No final, a tão propugnada descentralização se limitou a transformar os inoperantes Conselhos Gerais das Províncias em Assembleias Legislativas Provinciais, dotadas de certos poderes, incluindo a possibilidade de produzir leis locais sobre: divisão civil, judiciária e eclesiástica local e sobre a mudança da Capital; sobre instrução pública, e respectivos estabelecimentos, salvo sobre academias de medicina, direito e outras então existentes e as que foram criadas por lei geral; sobre a desapropriação por utilidade pública municipal, precedendo propostas das câmaras; sobre a fixação das despesas municipais e provinciais e os impostos para elas necessários, contanto que não prejudicassem as imposições gerais do Estado, e podendo as câmaras propor os meios de ocorrer as despesas dos seus municípios; sobre a repartição da contribuição direta pelos municípios e sobre a fiscalização das rendas provinciais e municipais e contas da receita e da despesa, sendo as provinciais fixadas mediante proposta do presidente e as municipais mediante proposta das respectivas câmaras; sobre a criação e supressão dos empregos municipais e provinciais e estabelecimento dos seus ordenados, sendo empregos municipais e provinciais todos os que, existissem nos municípios e províncias, à exceção dos que diziam respeito à administração, arrecadação e contabilidade da fazenda nacional, à administração da guerra, da marinha e dos correios gerais, dos cargos de presidente de província, bispo, comandante superior da guarda nacional, membro das relações e tribunais superiores e empregados das faculdades de medicina, cursos jurídicos e academias; sobre obras públicas, estradas e navegação no interior da província, que não pertencessem à administração geral; sobre penitenciárias, casas de prisão e respectivos regimentos; sobre casas de socorros públicos, conventos e quaisquer associações políticas ou religiosas; sobre os casos e forma de nomeação, suspensão e demissão, pelos presidentes, dos empregados provinciais. Com as mudanças introduzidas, o Brasil passou a ser um estado semifederal.

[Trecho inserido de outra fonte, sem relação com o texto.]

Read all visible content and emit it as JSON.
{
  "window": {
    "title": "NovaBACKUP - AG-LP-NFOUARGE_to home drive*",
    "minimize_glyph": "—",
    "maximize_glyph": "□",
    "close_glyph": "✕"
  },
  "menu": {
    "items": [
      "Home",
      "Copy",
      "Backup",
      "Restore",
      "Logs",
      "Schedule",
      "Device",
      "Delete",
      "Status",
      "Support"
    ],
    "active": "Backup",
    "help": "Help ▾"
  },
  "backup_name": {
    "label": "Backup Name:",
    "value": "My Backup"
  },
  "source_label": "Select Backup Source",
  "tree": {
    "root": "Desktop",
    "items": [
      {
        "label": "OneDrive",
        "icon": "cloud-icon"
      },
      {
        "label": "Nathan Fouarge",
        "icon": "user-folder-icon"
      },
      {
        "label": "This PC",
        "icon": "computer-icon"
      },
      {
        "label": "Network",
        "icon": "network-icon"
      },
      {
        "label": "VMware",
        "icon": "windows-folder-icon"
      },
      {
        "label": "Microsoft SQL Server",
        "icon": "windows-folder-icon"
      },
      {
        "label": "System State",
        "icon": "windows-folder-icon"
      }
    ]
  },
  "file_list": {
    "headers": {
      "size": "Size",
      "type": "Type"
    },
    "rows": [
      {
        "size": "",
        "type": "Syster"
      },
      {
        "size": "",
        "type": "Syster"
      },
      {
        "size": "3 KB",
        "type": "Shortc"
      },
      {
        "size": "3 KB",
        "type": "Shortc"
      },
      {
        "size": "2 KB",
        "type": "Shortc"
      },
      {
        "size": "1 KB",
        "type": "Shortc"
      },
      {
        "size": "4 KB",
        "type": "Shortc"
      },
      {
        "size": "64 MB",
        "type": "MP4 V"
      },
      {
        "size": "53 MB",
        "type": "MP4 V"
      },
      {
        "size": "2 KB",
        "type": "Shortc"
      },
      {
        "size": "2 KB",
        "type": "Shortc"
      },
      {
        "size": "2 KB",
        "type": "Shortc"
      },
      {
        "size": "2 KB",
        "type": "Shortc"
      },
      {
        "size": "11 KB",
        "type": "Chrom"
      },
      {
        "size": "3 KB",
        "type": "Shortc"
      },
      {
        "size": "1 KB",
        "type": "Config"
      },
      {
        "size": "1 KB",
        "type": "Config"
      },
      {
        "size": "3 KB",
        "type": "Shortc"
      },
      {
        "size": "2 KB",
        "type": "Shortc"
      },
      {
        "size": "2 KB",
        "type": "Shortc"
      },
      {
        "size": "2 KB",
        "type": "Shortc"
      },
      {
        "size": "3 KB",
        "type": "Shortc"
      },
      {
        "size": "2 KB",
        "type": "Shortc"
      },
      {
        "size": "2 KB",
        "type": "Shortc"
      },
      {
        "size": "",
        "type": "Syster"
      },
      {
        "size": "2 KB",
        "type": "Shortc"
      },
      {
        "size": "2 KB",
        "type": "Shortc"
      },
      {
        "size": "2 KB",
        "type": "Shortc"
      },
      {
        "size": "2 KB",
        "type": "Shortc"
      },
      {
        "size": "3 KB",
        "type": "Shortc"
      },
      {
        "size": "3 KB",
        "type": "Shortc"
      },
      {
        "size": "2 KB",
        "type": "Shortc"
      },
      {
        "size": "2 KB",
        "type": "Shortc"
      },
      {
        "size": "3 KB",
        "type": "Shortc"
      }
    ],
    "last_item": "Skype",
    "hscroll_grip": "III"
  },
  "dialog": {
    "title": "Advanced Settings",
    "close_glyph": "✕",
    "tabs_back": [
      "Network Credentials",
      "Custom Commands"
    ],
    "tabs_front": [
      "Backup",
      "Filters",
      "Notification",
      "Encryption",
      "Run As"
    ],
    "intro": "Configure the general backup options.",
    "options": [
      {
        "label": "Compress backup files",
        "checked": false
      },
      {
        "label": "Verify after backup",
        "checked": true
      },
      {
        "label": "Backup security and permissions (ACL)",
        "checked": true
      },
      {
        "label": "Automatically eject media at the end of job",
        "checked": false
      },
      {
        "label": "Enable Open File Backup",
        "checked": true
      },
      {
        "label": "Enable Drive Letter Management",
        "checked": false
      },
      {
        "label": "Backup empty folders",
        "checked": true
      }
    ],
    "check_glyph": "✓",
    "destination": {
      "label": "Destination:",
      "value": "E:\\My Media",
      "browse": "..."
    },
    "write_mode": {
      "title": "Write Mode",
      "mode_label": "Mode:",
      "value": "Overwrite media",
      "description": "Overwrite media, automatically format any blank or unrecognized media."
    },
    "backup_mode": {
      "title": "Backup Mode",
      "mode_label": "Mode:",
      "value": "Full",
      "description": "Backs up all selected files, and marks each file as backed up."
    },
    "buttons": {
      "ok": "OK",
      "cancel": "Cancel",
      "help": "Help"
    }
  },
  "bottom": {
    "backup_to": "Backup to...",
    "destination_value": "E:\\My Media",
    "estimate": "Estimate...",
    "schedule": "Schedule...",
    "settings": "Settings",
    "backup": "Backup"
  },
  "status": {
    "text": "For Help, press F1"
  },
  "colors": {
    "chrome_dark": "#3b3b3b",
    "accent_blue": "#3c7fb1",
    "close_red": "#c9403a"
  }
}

Os Presidentes das províncias continuaram a ser livremente indicadas pelo Imperador. Para muitos, este foi um dos grandes erros do Ato Adicional, pois possibilitava ampla interferência do governo central nos negócios locais. Criou-se assim uma assembleia legislativa provincial atuando ao lado de um governo não eletivo. Outra falha residiu na ausência de fixação das fontes de receita privativas das províncias e municípios e capazes de assegurar a independência financeira.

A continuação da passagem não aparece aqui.